Indeed, whenever I hear something along those lines, its obvious that I talk to young immature person, who experienced quite a bit in a very narrow part of life, and not much more. Arrogance never helped anybody, did it.
Truly experienced people who properly seen-it-all get a proper dose of humility about themselves, the world and the others. You can really feel it from them. Unlike this kiddo.
I can relate to him. I used to think that adulthood was a permanent state, that I would feel the same age at 30 as I did at 20. That is not the case, I feel exactly the age that I am and I learned just as much in my last ten years as I did in the ten years prior.
People with the mindset of "I'm in my 20s, I know all about the struggles of life" are usually primed for a big kick in the pants by life. I'm saying this as someone in their mid-20s. When I was 22, I used to think I knew what adulthood was like after having to work a 9-5 job and pay rent and buy groceries. Hah, was I wrong. There's such a level of naivete based on using a 2-3 year sample size of living independently to project what the next 40+ years (who actually knows how long) of life will be like. Life always finds a way to throw something new at you, and as people age the accumulation of life experience also expands. There really is no replacement for experience, and it's impossible to say "I know what everything will be like ahead of me" without actually having lived it.
In fairness, I feel like I had more formative experiences between 16-20 than I have since (35). Young adulthood tends to be eventful and formative in a way people's 30s usually aren't. Throw in entrepreneurship... It's not that far fetched.
I can't make assumptions as to whether you or the gp have kids, but I didn't have my first until 37 and the second last year at 41. For me personally, having kids was the single most trans formative experience of my life with regards to how I have to examine my life and the world around me. Nothing before that came anywhere close, perhaps if I had lost a parent/sibling when I was younger or had enlisted after 9/11 I could say something else was in the same league, but as it stands, kids in my late 30s is it for me :)
I'm not sure what you mean by 'comfortable'.
But let's assume you mean 'figured out life'. I used to think that people knew what they were doing as they were getting older.
I'm still 'young', my wife and I are late 20s, early 30s. And I have given up the idea on 'figuring it out'.
What does it even mean, to have experienced “more” than anyone else? How do you compare raising a child to starting a company to performing as a top level athlete to losing a parent to ...
Mathematically minded nerds tend to forget that not everything in life can be turned into set theory :)

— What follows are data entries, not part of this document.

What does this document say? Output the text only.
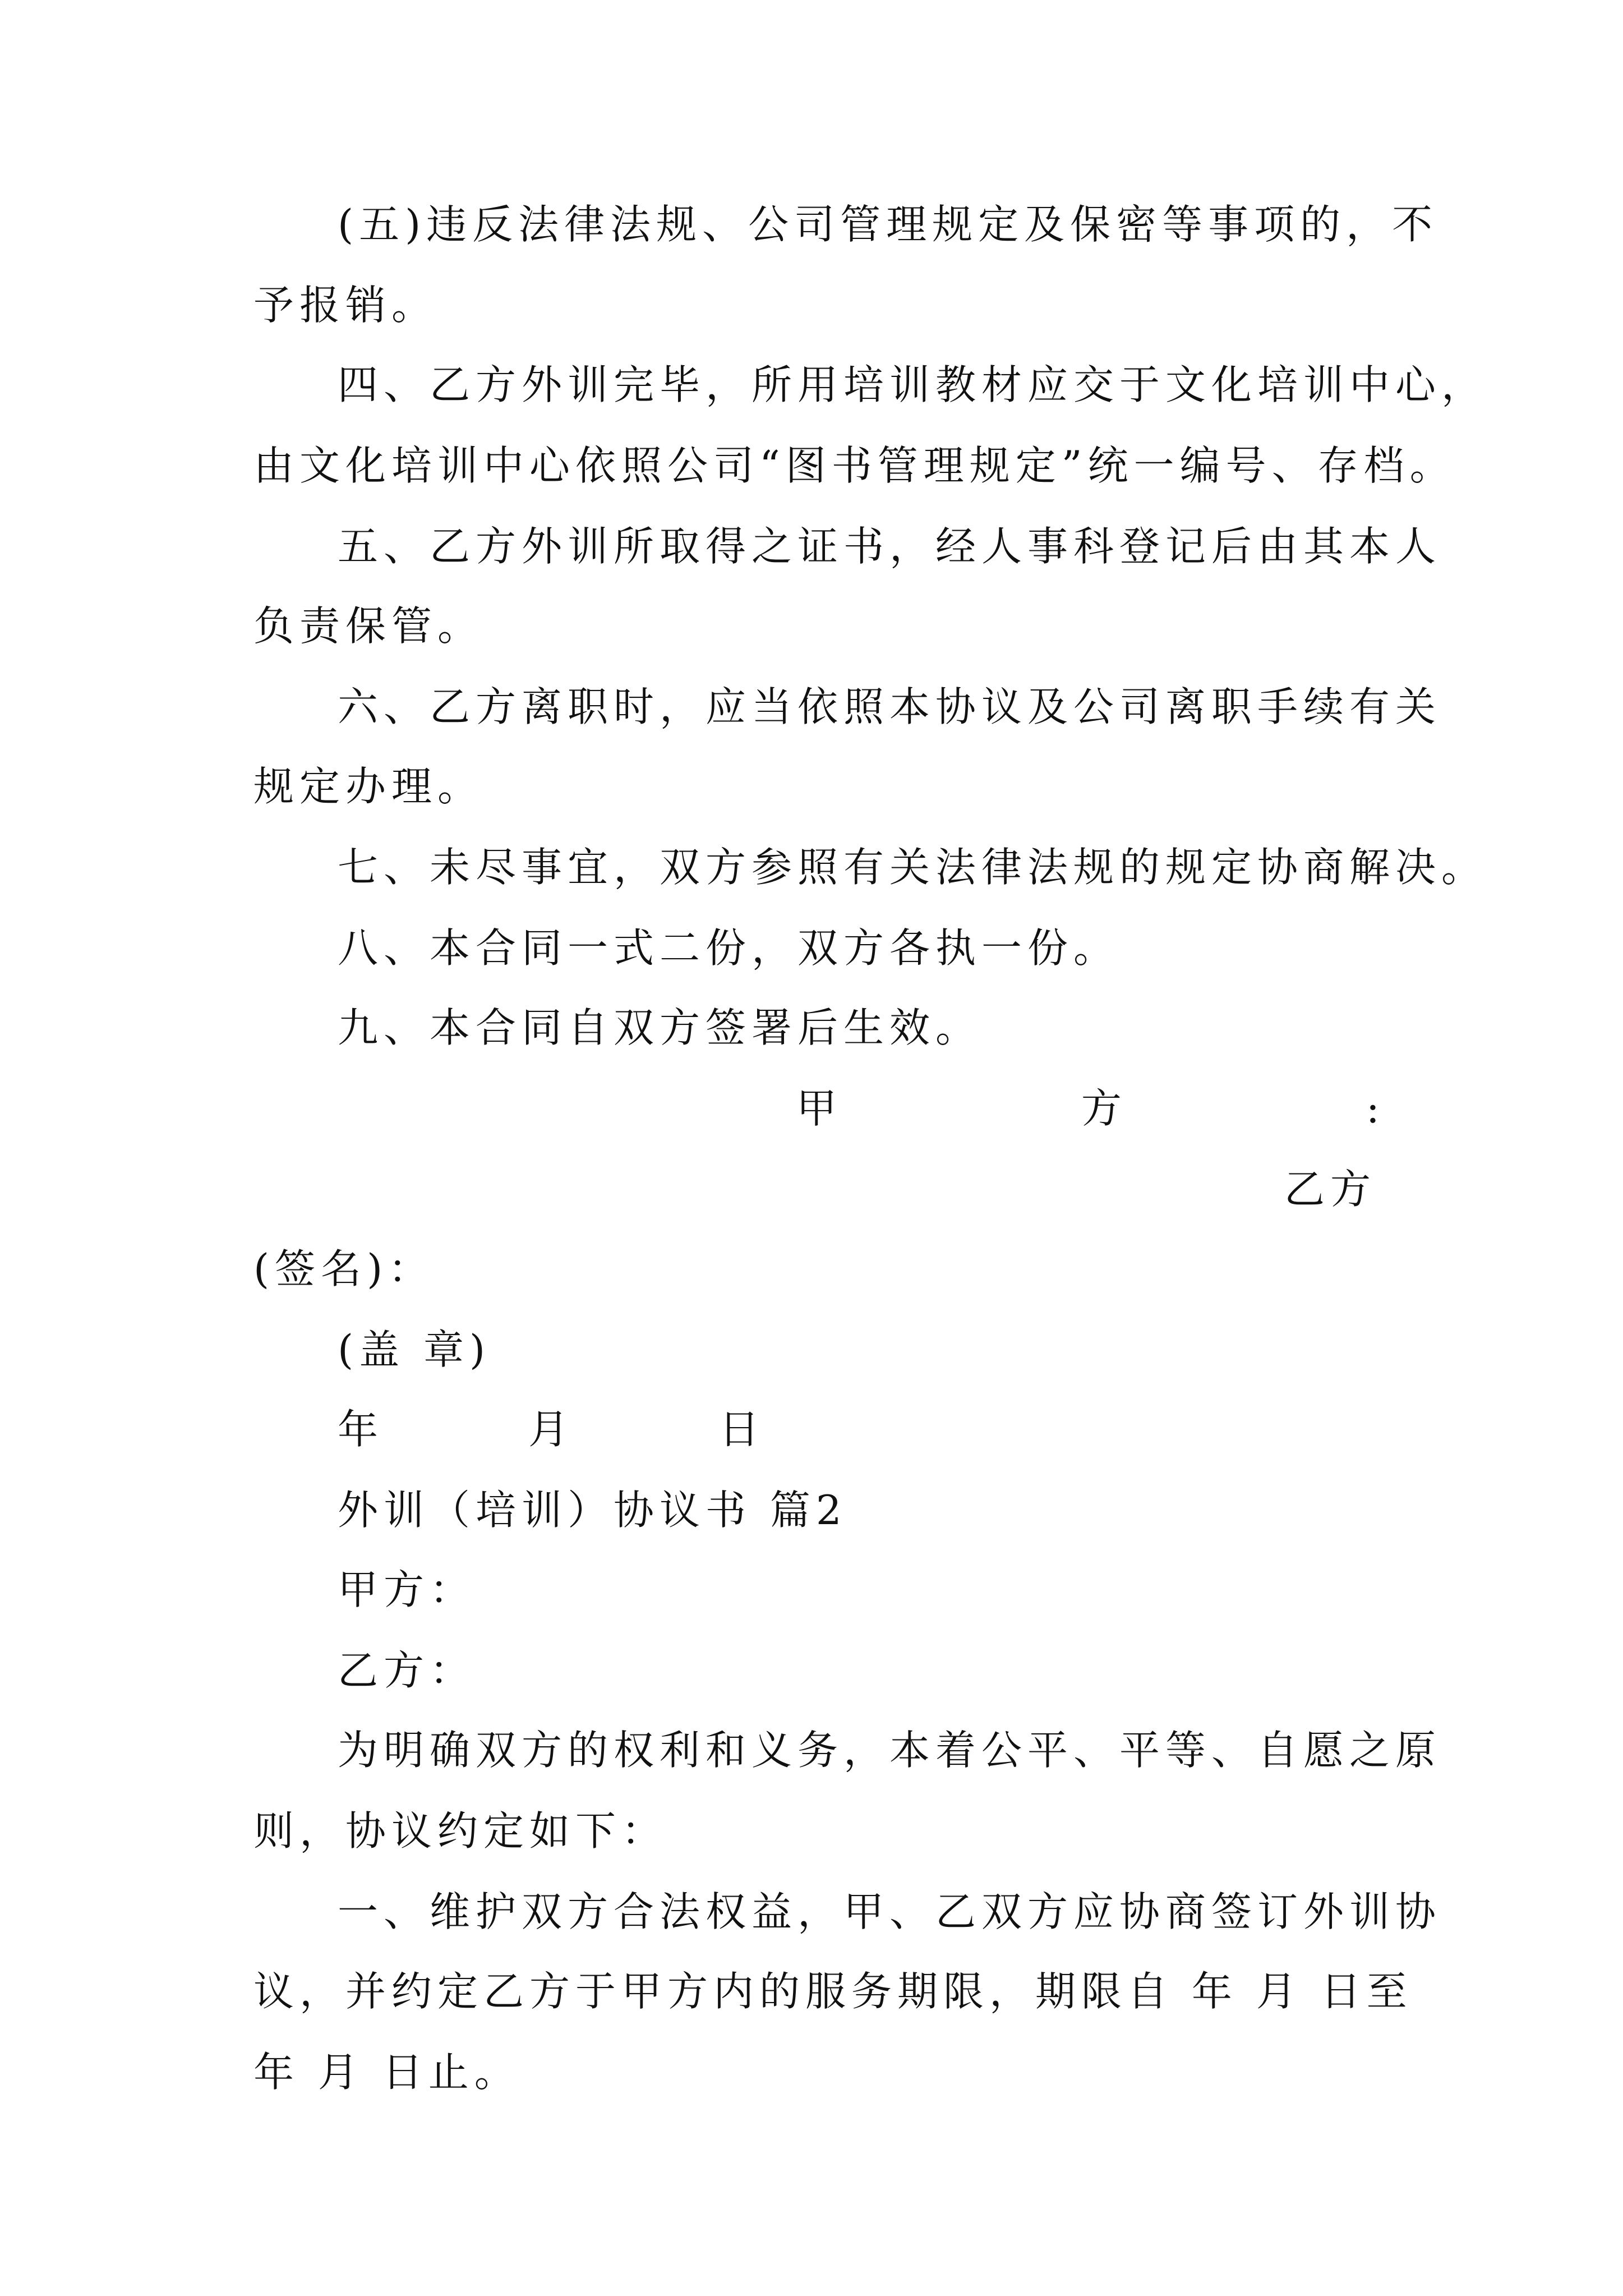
(五)违反法律法规、公司管理规定及保密等事项的，不
予报销。
四、乙方外训完毕，所用培训教材应交于文化培训中心，
由文化培训中心依照公司“图书管理规定”统一编号、存档。
五、乙方外训所取得之证书，经人事科登记后由其本人
负责保管。
六、乙方离职时，应当依照本协议及公司离职手续有关
规定办理。
七、未尽事宜，双方参照有关法律法规的规定协商解决。
八、本合同一式二份，双方各执一份。
九、本合同自双方签署后生效。
甲	方	:
乙方
(签名)：
(盖 章)
年	月	日
外训（培训）协议书 篇2
甲方：
乙方：
为明确双方的权利和义务，本着公平、平等、自愿之原
则，协议约定如下：
一、维护双方合法权益，甲、乙双方应协商签订外训协
议，并约定乙方于甲方内的服务期限，期限自 年 月 日至
年 月 日止。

As a mathematically minded something, I agree with your first sentence, mostly disagree with your last one. There are a lot of nerds who think they are good at math when they are not.
There's a lot of potential life experience out there, not all of it good. And a lot of people go through extraordinary hardships that they didn't choose. A great example of someone who's experienced both the difficulties of running a business and the difficulties of running for your life is Intel chairman Andy Grove:
" He was born András Gróf into a not religious Jewish family in Budapest, Hungary, which was ruled by a military dictator whose government persecuted Jews. That Gróf was not a Jewish surname may have helped his family avoid some of the worst of the persecution. As a small child, Grove had scarlet fever, which not only nearly killed him but also rendered him partly deaf. With the advent of World War II and Germany's invasion of the Soviet Union, Hungary abandoned its official neutrality and joined the Germans. In 1944, when the war went badly for Germany, the Nazis overthrew the Hungarian government, fearing that the Hungarians were about to make peace with the Soviets. The rounding up of Jews for death camps and slave labor soon began. Grove's father was forced to serve in the German army at the Eastern Front, where he endured appalling tortures for the amusement of German soldiers. Grove and his mother hid under false names with a Christian family; almost every day was a close call, as soldiers snatched Jews off the streets and out of their homes. Then the Soviets fought their way into Budapest, bringing with them more persecution (and the rape of Grove's mother).
Grove wanted to be a journalist, but he discovered that journalistic success depended on the whims of political correctness, and he decided to enter a field where subjectivity would not affect judgments about his work; he chose to study chemistry. In 1956 Hungarians tried to replace their Communist government with a democracy, and the Soviet Union in vaded their nation. There was fighting in Budapest's streets as young people tried to repel soldiers and tanks with small weapons and bottles filled with gasoline. Soviet troops began snatching young men and imprisoning, torturing, or killing them. Grove and his best friend, Janos Lanyi, fled to Austria, dodging Soviet troops, crawling in mud, afraid all the way. He had lived 20 years under murderous oppression, surviving by always remaining alert to the possibility that even a simple attempt to purchase a loaf of bread could cause him to disappear along with many other young Hungarians."
I've never heard this story, thank you for sharing. As hard as I (and many others in the West may try), I wonder if it's possible to bring as much determination to my field as someone from such harsh circumstance can. What an interesting person.